Of those that incorporated predictive modelling into their projects – half of the companies were using internal and external resources for developing models, while 40% of the companies were using only internal resources in developing models.







2) By Peril Rating
As more companies continue to adopt predictive analytics as an accepted best practice, many are also building out by-peril rating structures. While modeling homeowners losses by-peril significantly increases the modeling efforts, companies are seeing significant benefit in their overall estimate of loss.







a) Rating Structure for Homeowners Insurance Varies by the Company Size:
The majority (82%) of the survey respondents representing companies with over $500M GWP use a by-peril rating structure, while most (61%) of the survey respondents from smaller companies combine all perils.









b) Incorporating By-Peril Rating into their Rating Structure:
Over a quarter (26%) of the survey respondents that use all perils combined intend to incorporate by- peril rating into their rating structure within the next year, and another 40% plan on doing it in 2-3 years.

c) Winning with By-Peril
By peril rating is working for those who have adopted it. Over the last 6 years from 2007 -2013, ISO has followed 25 insurers using by-peril plans. In 2007 these companies had 28% market share while in 2013 their market share had grown to 34%.
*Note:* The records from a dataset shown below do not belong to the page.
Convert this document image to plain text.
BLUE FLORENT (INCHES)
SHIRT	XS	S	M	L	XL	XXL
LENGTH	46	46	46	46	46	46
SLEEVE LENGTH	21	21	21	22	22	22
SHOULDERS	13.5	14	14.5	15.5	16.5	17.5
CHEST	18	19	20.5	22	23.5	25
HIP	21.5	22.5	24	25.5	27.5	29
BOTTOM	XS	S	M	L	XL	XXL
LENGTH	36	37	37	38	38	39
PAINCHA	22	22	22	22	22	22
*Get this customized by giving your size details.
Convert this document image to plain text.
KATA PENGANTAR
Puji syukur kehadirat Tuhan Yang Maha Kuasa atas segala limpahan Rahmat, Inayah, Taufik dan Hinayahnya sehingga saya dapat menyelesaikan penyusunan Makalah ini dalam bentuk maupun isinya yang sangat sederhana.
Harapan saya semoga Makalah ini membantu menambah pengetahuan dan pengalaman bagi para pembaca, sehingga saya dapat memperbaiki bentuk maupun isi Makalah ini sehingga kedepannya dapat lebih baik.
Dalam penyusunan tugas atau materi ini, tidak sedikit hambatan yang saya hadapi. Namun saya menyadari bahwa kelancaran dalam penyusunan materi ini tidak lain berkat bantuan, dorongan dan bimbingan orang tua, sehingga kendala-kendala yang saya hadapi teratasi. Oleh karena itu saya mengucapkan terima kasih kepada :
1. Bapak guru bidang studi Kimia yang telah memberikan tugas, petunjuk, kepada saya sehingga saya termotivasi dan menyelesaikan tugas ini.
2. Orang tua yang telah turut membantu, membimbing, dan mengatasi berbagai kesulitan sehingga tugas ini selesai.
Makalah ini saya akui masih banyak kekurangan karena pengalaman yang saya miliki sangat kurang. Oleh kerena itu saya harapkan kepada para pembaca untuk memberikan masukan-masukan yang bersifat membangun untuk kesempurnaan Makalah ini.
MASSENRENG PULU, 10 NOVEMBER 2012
The study also found that companies using by-peril rating, have loss ratios of 4.3 points lower than their competition. While we cannot say that the growth is solely attributed to by-peril rating, we know that by-peril rating goes together with a culture of leveraging predictive analytics; the growth and profitability improvements could be attributed to an overall level of analytical sophistication amongst these companies.







3) Catastrophe Modeling
a) Using Catastrophe Model Output in Ratemaking
Many years ago, one of the only ways homeowner insurers were able to leverage more sophisticated analytics was by utilizing CAT models. Some of the first perils developed decades ago were hurricane and earthquake, while more recently winter storm and severe thunderstorm have been added. The most common way for using CAT models in ratemaking is by simply adjusting the overall rate level based on the output of the model (62-71% for the various catastrophes).

b) Future Use of Catastrophe Model Output in Ratemaking
Most survey respondents who do not currently incorporate catastrophe model outputs into their ratemaking, have no plans for using it in the future. However, severe thunderstorms (45%) followed by winter storms (32%) and fire (26%) are the most common models that insurers plan to build out.







See our follow up blog with more survey results. Feel free to download the full survey report or listen to the on-demand webinar discussing the survey results.

QUESTION: With recent industry attention being directed towards the home product, do you think companies are justified in investing so heavily in homeowners predictive analytics? Is this trend here to stay, or are companies jumping onto another bandwagon? Leave your comments in the comment box below.

* The survey had 99 respondents from mainly the US (90%) but some from Canada (10%) as well. Respondents represented a good mix of company sizes, with three quarters of the survey respondents coming from companies with up to $500M of homeowners insurance gross written premium (GWP), while the remaining quarter of respondents came from companies writing over $500M in premiums.